Short Title: | Sale of Goods Act 1893[1] |
Type: | Act |
Parliament: | Parliament of the United Kingdom |
Long Title: | An Act for codifying the Law relating to the Sale of Goods. |
Year: | 1893 |
Citation: | 56 & 57 Vict. c. 71 |
Royal Assent: | 20 February 1894 |
Commencement: | 1 January 1894[2] |
Status: | repealed |
Original Text: | https://www.legislation.gov.uk/ukpga/Vict/56-57/71/contents/enacted |
Revised Text: | https://revisedacts.lawreform.ie/eli/1893/act/71/revised/en/html |
The Sale of Goods Act 1893 (56 & 57 Vict. c. 71) was an Act of the Parliament of the United Kingdom of Great Britain and Ireland to regulate contracts in which goods are sold and bought and to define the rights and duties of the parties (where not expressly defined in the agreement), while specifically preserving the relevance of ordinary contractual principles. The Act was repealed in the United Kingdom in 1980 and 1982 but remains in force in Ireland, having been carried over into Irish law following independence.[3]

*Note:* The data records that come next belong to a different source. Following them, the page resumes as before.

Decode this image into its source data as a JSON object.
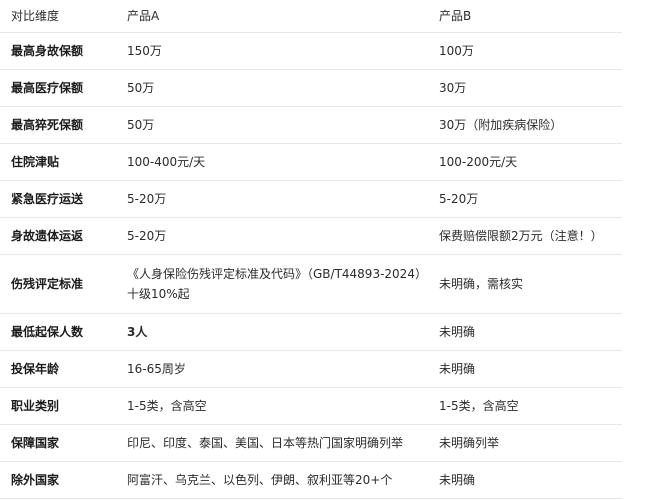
{
  "table": {
    "headers": [
      "对比维度",
      "产品A",
      "产品B"
    ],
    "rows": [
      {
        "dimension": "最高身故保额",
        "a": "150万",
        "b": "100万"
      },
      {
        "dimension": "最高医疗保额",
        "a": "50万",
        "b": "30万"
      },
      {
        "dimension": "最高猝死保额",
        "a": "50万",
        "b": "30万（附加疾病保险）"
      },
      {
        "dimension": "住院津贴",
        "a": "100-400元/天",
        "b": "100-200元/天"
      },
      {
        "dimension": "紧急医疗运送",
        "a": "5-20万",
        "b": "5-20万"
      },
      {
        "dimension": "身故遗体运返",
        "a": "5-20万",
        "b": "保费赔偿限额2万元（注意！）"
      },
      {
        "dimension": "伤残评定标准",
        "a": "《人身保险伤残评定标准及代码》（GB/T44893-2024）十级10%起",
        "b": "未明确，需核实"
      },
      {
        "dimension": "最低起保人数",
        "a": "3人",
        "b": "未明确"
      },
      {
        "dimension": "投保年龄",
        "a": "16-65周岁",
        "b": "未明确"
      },
      {
        "dimension": "职业类别",
        "a": "1-5类，含高空",
        "b": "1-5类，含高空"
      },
      {
        "dimension": "保障国家",
        "a": "印尼、印度、泰国、美国、日本等热门国家明确列举",
        "b": "未明确列举"
      },
      {
        "dimension": "除外国家",
        "a": "阿富汗、乌克兰、以色列、伊朗、叙利亚等20+个",
        "b": "未明确"
      }
    ]
  }
}
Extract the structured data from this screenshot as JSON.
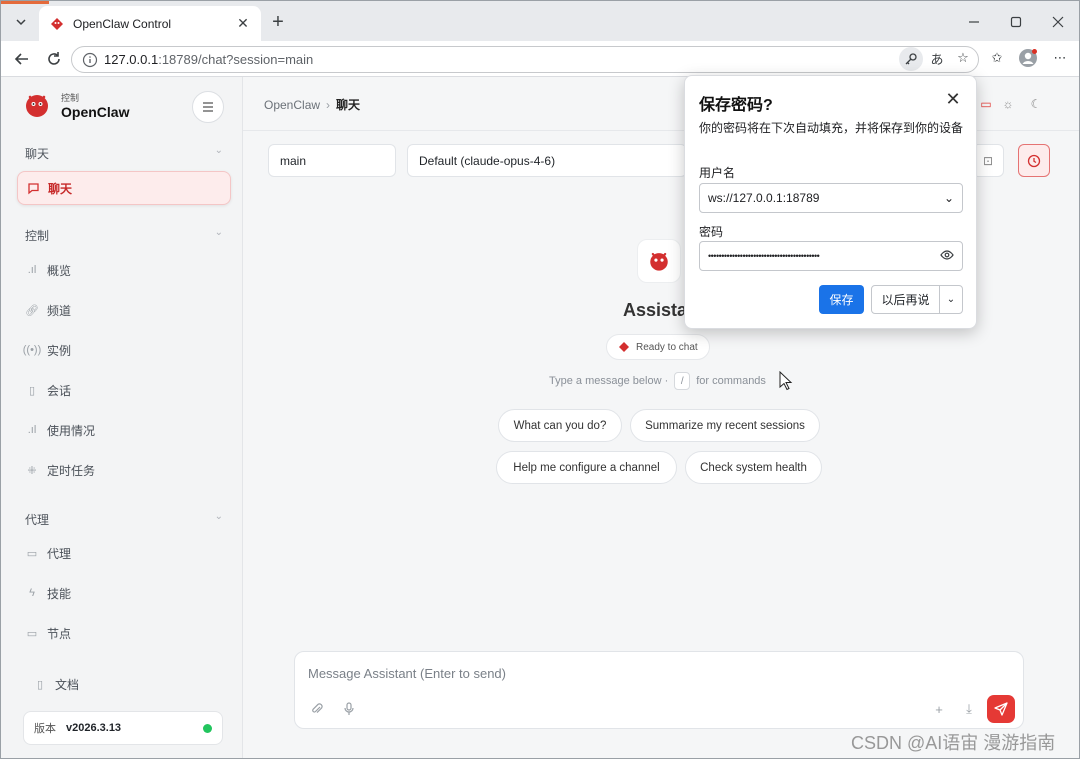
{
  "browser": {
    "tab_title": "OpenClaw Control",
    "url_host": "127.0.0.1",
    "url_rest": ":18789/chat?session=main"
  },
  "sidebar": {
    "brand_small": "控制",
    "brand_name": "OpenClaw",
    "sections": [
      {
        "label": "聊天",
        "items": [
          {
            "label": "聊天",
            "icon": "chat-icon",
            "active": true
          }
        ]
      },
      {
        "label": "控制",
        "items": [
          {
            "label": "概览",
            "icon": "bar-chart-icon"
          },
          {
            "label": "频道",
            "icon": "link-icon"
          },
          {
            "label": "实例",
            "icon": "broadcast-icon"
          },
          {
            "label": "会话",
            "icon": "document-icon"
          },
          {
            "label": "使用情况",
            "icon": "bar-chart-icon"
          },
          {
            "label": "定时任务",
            "icon": "spinner-icon"
          }
        ]
      },
      {
        "label": "代理",
        "items": [
          {
            "label": "代理",
            "icon": "folder-icon"
          },
          {
            "label": "技能",
            "icon": "lightning-icon"
          },
          {
            "label": "节点",
            "icon": "monitor-icon"
          }
        ]
      }
    ],
    "docs": "文档",
    "version_label": "版本",
    "version_value": "v2026.3.13"
  },
  "main": {
    "breadcrumb_root": "OpenClaw",
    "breadcrumb_current": "聊天",
    "session_value": "main",
    "model_value": "Default (claude-opus-4-6)",
    "assistant_title": "Assistant",
    "ready_text": "Ready to chat",
    "hint_before": "Type a message below ·",
    "hint_key": "/",
    "hint_after": "for commands",
    "chips": [
      "What can you do?",
      "Summarize my recent sessions",
      "Help me configure a channel",
      "Check system health"
    ],
    "composer_placeholder": "Message Assistant (Enter to send)"
  },
  "popup": {
    "title": "保存密码?",
    "description": "你的密码将在下次自动填充，并将保存到你的设备",
    "username_label": "用户名",
    "username_value": "ws://127.0.0.1:18789",
    "password_label": "密码",
    "password_value": "••••••••••••••••••••••••••••••••••••••••••",
    "save_label": "保存",
    "later_label": "以后再说"
  },
  "watermark": "CSDN @AI语宙 漫游指南",
  "colors": {
    "accent": "#e53935",
    "save_blue": "#1a73e8",
    "status_green": "#22c55e"
  }
}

The Act was drafted by Sir Mackenzie Chalmers, who later drafted the Marine Insurance Act 1906. As noted by Lord Denning MR in The Mihalis Angelos [1971] 1 QB 164 he adopted a division between conditions and warranties in terms of contracts, propounded by Sir Frederick Pollock in his book Formation of Contracts. This was followed by Fletcher Moulton LJ in a celebrated dissent in Wallis, Son & Wells v Pratt & Haynes [1910] 2 KB 1003, 1012 and adopted by the House of Lords in [1911] AC 394.
The Sale of Goods Act 1893 is considered to be classic example of a codifying statute; that is, it draws on established judge-made common law principles and converts them into a more accessible statutory form. The Act's successor in the United Kingdom, the Sale of Goods Act 1979, shares the same structure, phraseology and numbering as the 1893 Act.
In the United Kingdom, the whole Act, except for section 26, was repealed on 1 January 1980 subject to a number of savings, and section 26 was repealed on 1 January 1982.[4] [5] [6] [7] [8]
In Ireland, the Act remains in operation, although it has been amended on a number of occasions.[9]